Many of us remember the Post the way it used to be: read by all, respected by many and feared by those in high places with something to hide. Its scoops and exposés called the powerful to account, asked the tough questions and kept the public informed, embodying the fourth estate’s watchdog role.

Watergate reporter Bob Woodward said it best: “Newspapers that are truly independent, like The Washington Post, can still aggressively investigate anyone or anything with no holds barred.”

But that was then. Today, the Post’s primary function is to serve as a cautionary tale of what happens when a paper stops serving its readers above all else.

This latest debacle leaves the Post without a sports desk, books section, or “Post Reports” podcast. The publication’s local and international bureaus are now downsized skeletons of their former selves.
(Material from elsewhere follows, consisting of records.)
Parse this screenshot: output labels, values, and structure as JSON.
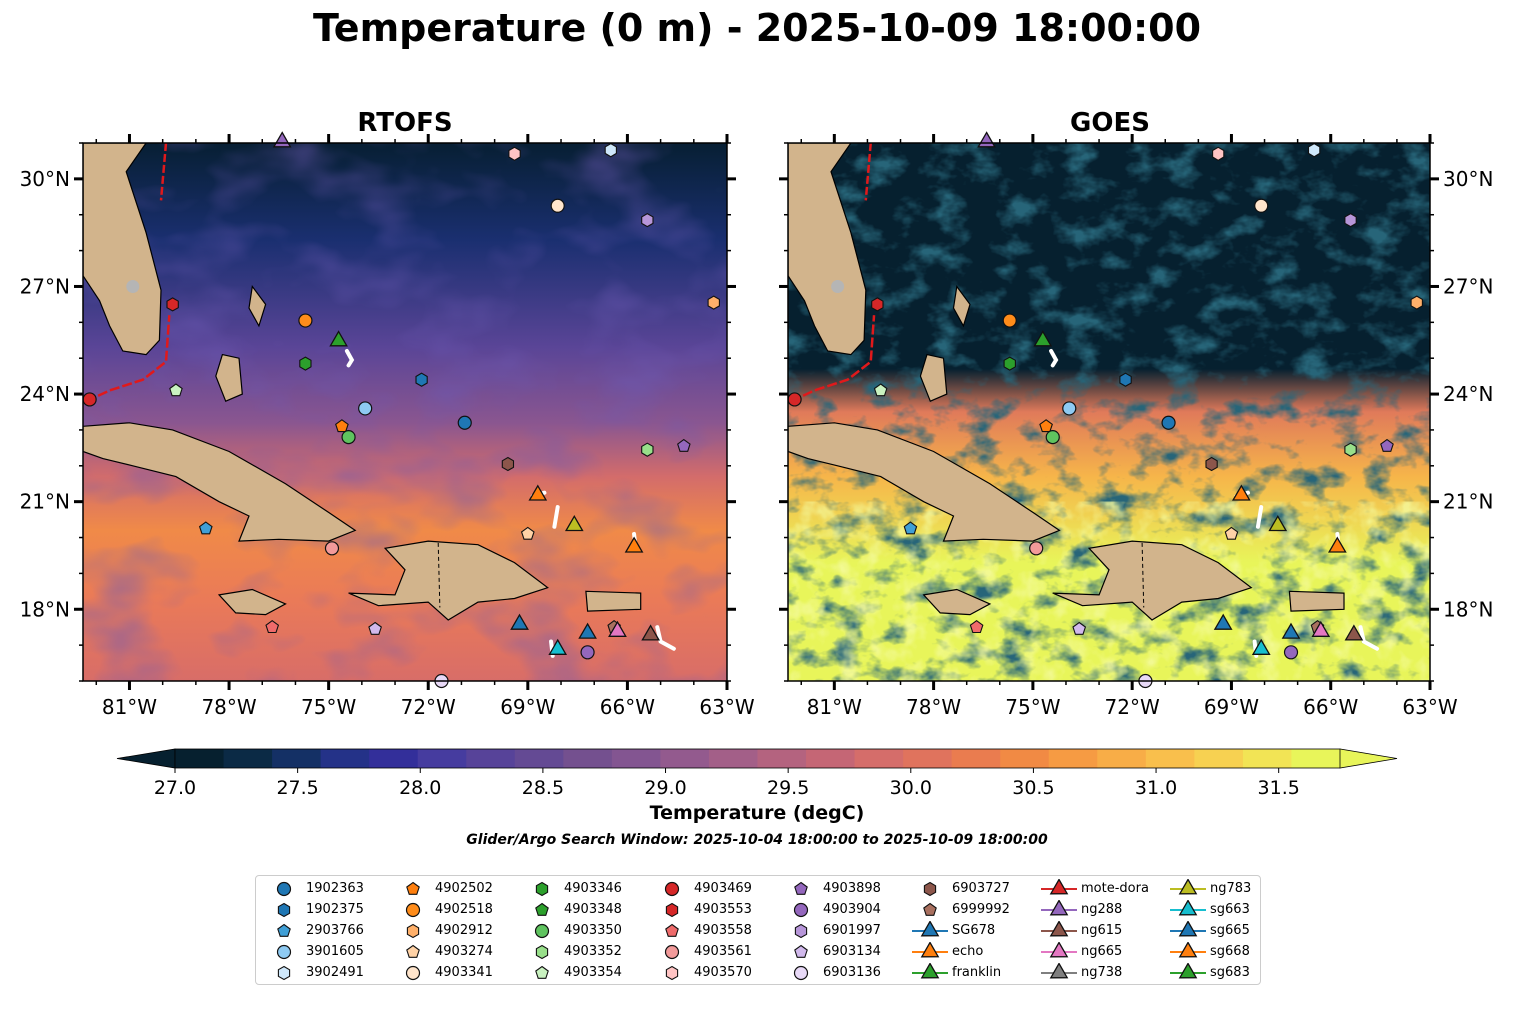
{
  "title": "Temperature (0 m) - 2025-10-09 18:00:00",
  "panels": [
    {
      "title": "RTOFS"
    },
    {
      "title": "GOES"
    }
  ],
  "colorbar": {
    "label": "Temperature (degC)",
    "ticks": [
      "27.0",
      "27.5",
      "28.0",
      "28.5",
      "29.0",
      "29.5",
      "30.0",
      "30.5",
      "31.0",
      "31.5"
    ],
    "min": 27.0,
    "max": 31.75,
    "extend": "both",
    "colors": [
      "#06202f",
      "#0b2a45",
      "#143065",
      "#243288",
      "#332f9a",
      "#463c9f",
      "#574399",
      "#644a94",
      "#74508f",
      "#835591",
      "#935a8e",
      "#a35f88",
      "#b4637f",
      "#c56675",
      "#d56d6a",
      "#e0735d",
      "#ea7c4f",
      "#f18a44",
      "#f69b43",
      "#f8ad47",
      "#f9bf4c",
      "#f7d151",
      "#f2e455",
      "#e8f55a"
    ]
  },
  "search_window": "Glider/Argo Search Window: 2025-10-04 18:00:00 to 2025-10-09 18:00:00",
  "chart_data": {
    "type": "scatter",
    "title": "Temperature (0 m) - 2025-10-09 18:00:00",
    "xlim": [
      -82.4,
      -63.0
    ],
    "ylim": [
      16.0,
      31.0
    ],
    "x_ticks": [
      "81°W",
      "78°W",
      "75°W",
      "72°W",
      "69°W",
      "66°W",
      "63°W"
    ],
    "y_ticks": [
      "30°N",
      "27°N",
      "24°N",
      "21°N",
      "18°N"
    ],
    "x_tick_values": [
      -81,
      -78,
      -75,
      -72,
      -69,
      -66,
      -63
    ],
    "y_tick_values": [
      30,
      27,
      24,
      21,
      18
    ],
    "legend_position": "bottom-center",
    "series": [
      {
        "name": "1902363",
        "marker": "circle",
        "color": "#1f77b4",
        "x": [
          -70.9
        ],
        "y": [
          23.2
        ]
      },
      {
        "name": "1902375",
        "marker": "hexagon",
        "color": "#1f77b4",
        "x": [
          -72.2
        ],
        "y": [
          24.4
        ]
      },
      {
        "name": "2903766",
        "marker": "pentagon",
        "color": "#3f9fd6",
        "x": [
          -78.7
        ],
        "y": [
          20.25
        ]
      },
      {
        "name": "3901605",
        "marker": "circle",
        "color": "#8ecaf2",
        "x": [
          -73.9
        ],
        "y": [
          23.6
        ]
      },
      {
        "name": "3902491",
        "marker": "hexagon",
        "color": "#cfe8fb",
        "x": [
          -66.5
        ],
        "y": [
          30.8
        ]
      },
      {
        "name": "4902502",
        "marker": "pentagon",
        "color": "#ff7f0e",
        "x": [
          -74.6
        ],
        "y": [
          23.1
        ]
      },
      {
        "name": "4902518",
        "marker": "circle",
        "color": "#ff8c1a",
        "x": [
          -75.7
        ],
        "y": [
          26.05
        ]
      },
      {
        "name": "4902912",
        "marker": "hexagon",
        "color": "#ffb06a",
        "x": [
          -63.4
        ],
        "y": [
          26.55
        ]
      },
      {
        "name": "4903274",
        "marker": "pentagon",
        "color": "#ffd2a6",
        "x": [
          -69.0
        ],
        "y": [
          20.1
        ]
      },
      {
        "name": "4903341",
        "marker": "circle",
        "color": "#ffe5cc",
        "x": [
          -68.1
        ],
        "y": [
          29.25
        ]
      },
      {
        "name": "4903346",
        "marker": "hexagon",
        "color": "#2ca02c",
        "x": [
          -75.7
        ],
        "y": [
          24.85
        ]
      },
      {
        "name": "4903348",
        "marker": "pentagon",
        "color": "#2ca02c",
        "x": [
          -74.4
        ],
        "y": [
          22.8
        ]
      },
      {
        "name": "4903350",
        "marker": "circle",
        "color": "#5fc35f",
        "x": [
          -74.4
        ],
        "y": [
          22.8
        ]
      },
      {
        "name": "4903352",
        "marker": "hexagon",
        "color": "#98df8a",
        "x": [
          -65.4
        ],
        "y": [
          22.45
        ]
      },
      {
        "name": "4903354",
        "marker": "pentagon",
        "color": "#c9f2c0",
        "x": [
          -79.6
        ],
        "y": [
          24.1
        ]
      },
      {
        "name": "4903469",
        "marker": "circle",
        "color": "#d62728",
        "x": [
          -82.2
        ],
        "y": [
          23.85
        ]
      },
      {
        "name": "4903553",
        "marker": "hexagon",
        "color": "#d62728",
        "x": [
          -79.7
        ],
        "y": [
          26.5
        ]
      },
      {
        "name": "4903558",
        "marker": "pentagon",
        "color": "#ef6b6b",
        "x": [
          -76.7
        ],
        "y": [
          17.5
        ]
      },
      {
        "name": "4903561",
        "marker": "circle",
        "color": "#f29a9a",
        "x": [
          -74.9
        ],
        "y": [
          19.7
        ]
      },
      {
        "name": "4903570",
        "marker": "hexagon",
        "color": "#ffc4c4",
        "x": [
          -69.4
        ],
        "y": [
          30.7
        ]
      },
      {
        "name": "4903898",
        "marker": "pentagon",
        "color": "#9467bd",
        "x": [
          -64.3
        ],
        "y": [
          22.55
        ]
      },
      {
        "name": "4903904",
        "marker": "circle",
        "color": "#9467bd",
        "x": [
          -67.2
        ],
        "y": [
          16.8
        ]
      },
      {
        "name": "6901997",
        "marker": "hexagon",
        "color": "#b796d9",
        "x": [
          -65.4
        ],
        "y": [
          28.85
        ]
      },
      {
        "name": "6903134",
        "marker": "pentagon",
        "color": "#d1b9ec",
        "x": [
          -73.6
        ],
        "y": [
          17.45
        ]
      },
      {
        "name": "6903136",
        "marker": "circle",
        "color": "#e8d9f7",
        "x": [
          -71.6
        ],
        "y": [
          16.0
        ]
      },
      {
        "name": "6903727",
        "marker": "hexagon",
        "color": "#8c564b",
        "x": [
          -69.6
        ],
        "y": [
          22.05
        ]
      },
      {
        "name": "6999992",
        "marker": "pentagon",
        "color": "#a9705f",
        "x": [
          -66.4
        ],
        "y": [
          17.5
        ]
      },
      {
        "name": "SG678",
        "marker": "triangle",
        "color": "#1f77b4",
        "x": [
          -69.25
        ],
        "y": [
          17.55
        ]
      },
      {
        "name": "echo",
        "marker": "triangle",
        "color": "#ff7f0e",
        "x": [
          -68.7
        ],
        "y": [
          21.15
        ]
      },
      {
        "name": "franklin",
        "marker": "triangle",
        "color": "#2ca02c",
        "x": [
          -74.7
        ],
        "y": [
          25.45
        ]
      },
      {
        "name": "mote-dora",
        "marker": "triangle",
        "color": "#d62728",
        "x": [],
        "y": []
      },
      {
        "name": "ng288",
        "marker": "triangle",
        "color": "#9467bd",
        "x": [
          -76.4
        ],
        "y": [
          31.0
        ]
      },
      {
        "name": "ng615",
        "marker": "triangle",
        "color": "#8c564b",
        "x": [
          -65.3
        ],
        "y": [
          17.25
        ]
      },
      {
        "name": "ng665",
        "marker": "triangle",
        "color": "#e377c2",
        "x": [
          -66.3
        ],
        "y": [
          17.35
        ]
      },
      {
        "name": "ng738",
        "marker": "triangle",
        "color": "#7f7f7f",
        "x": [],
        "y": []
      },
      {
        "name": "ng783",
        "marker": "triangle",
        "color": "#bcbd22",
        "x": [
          -67.6
        ],
        "y": [
          20.3
        ]
      },
      {
        "name": "sg663",
        "marker": "triangle",
        "color": "#17becf",
        "x": [
          -68.1
        ],
        "y": [
          16.85
        ]
      },
      {
        "name": "sg665",
        "marker": "triangle",
        "color": "#1f77b4",
        "x": [
          -67.2
        ],
        "y": [
          17.3
        ]
      },
      {
        "name": "sg668",
        "marker": "triangle",
        "color": "#ff7f0e",
        "x": [
          -65.8
        ],
        "y": [
          19.7
        ]
      },
      {
        "name": "sg683",
        "marker": "triangle",
        "color": "#2ca02c",
        "x": [],
        "y": []
      }
    ]
  }
}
The Post says, “These steps are designed to strengthen our footing and sharpen our focus on delivering the distinctive journalism that sets the Post apart.”

Even when reporting on itself, the Post can’t bring itself to tell the truth.

Too many once mighty platforms lost all their power when they lost sight of the true currency of journalism: trust.

Sixty-three years ago, in a simpler age of broadcast news, Edward R. Murrow put it this way: “To be persuasive, we must be believable; to be believable, we must be credible; to be credible, we must be truthful. It is as simple as that.”

It is as simple as that.

The Washington Post forgot its readers. By and by, the Post will be a distant memory, too.